Now that that beautiful photo is out of the way: if you're reading this Lucky Register finally straightened things out. It's nice to only pay about $15 a year for a domain name, but I guess five days of down time
after paying my renewal fee is the price I pay for being cheap. There's no reason for the down time, but how are you going to argue with a company that's not reachable by e-mail or the phone, and that charges you pennies a week for service?
Anyway, I'm back, and I've been eating all this while (shocking, I know). No long reports; let's just mentally binge on a slew of food photos to help catch everyone up.

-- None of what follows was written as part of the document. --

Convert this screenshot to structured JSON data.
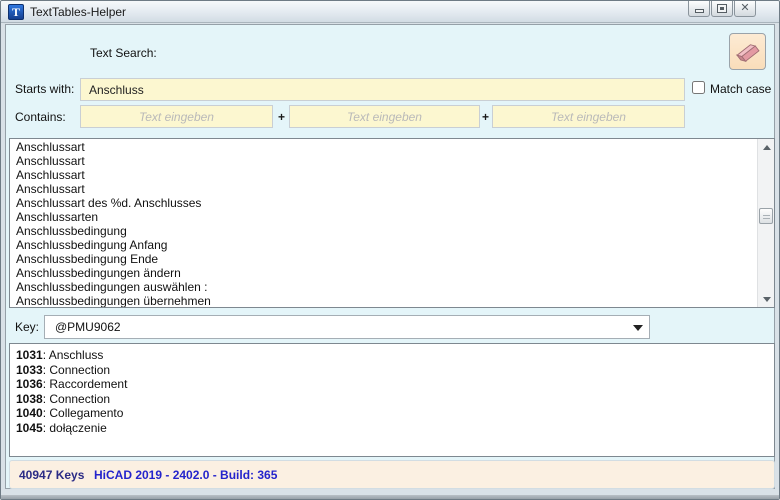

Sunday Brunch. A few friends were visiting from San Jose for a wedding in LA, so we had them over for a last minute brunch before they had to start driving home. Biscuits and gravy (one of my favorite breakfasts), nutmeg-spiced pancakes, warm syrup, bacon, sausages, scrambled eggs, and a fall fruit salad with cantaloupe, pineapple, grapes, and kiwis drizzled with lime juice.
Lion's head: we had a little dinner potluck and made Taiwanese style Lion's Heads. The other dish is leftover mei cai ko rou.
Japanese cheesecake (only $5 at 99 Ranch!) was an easy, relatively light dessert that was great with some muscato-style wine. I'm keeping an eye out for a springform pan on clearance. Next project: fluffy rosewater flavored cheesecake.
BBQ chicken and broccoli. I marinated chicken thighs in some mustardy South Carolinian sauce that was gifted to me by a wonderful person, then sauteed some broccoli in garlic. Delicious, and simple!
Toasted olive bread drowned in sausage gravy. It makes me happy when leftovers love each other.
Cumin crusted lamb. I found this small rack of lamb for $4.50 at 99 Ranch, so we had lamb for no special reason. I mixed together two teaspoons of ground cumin, two tablespoons of finely chopped onions (mush, really), two cloves of crushed garlic, a teaspoon of ground black pepper and a teaspoon of salt. I mixed those with a tablespoon of olive oil and smeared it on the lamb. That sat in the fridge all day, then at room temperature for about an hour and a half to warm up. I seared all sides over medium high on a cast iron, then finished in a 400 degree oven for 10 minutes .The result was medium rare, delicious lamb.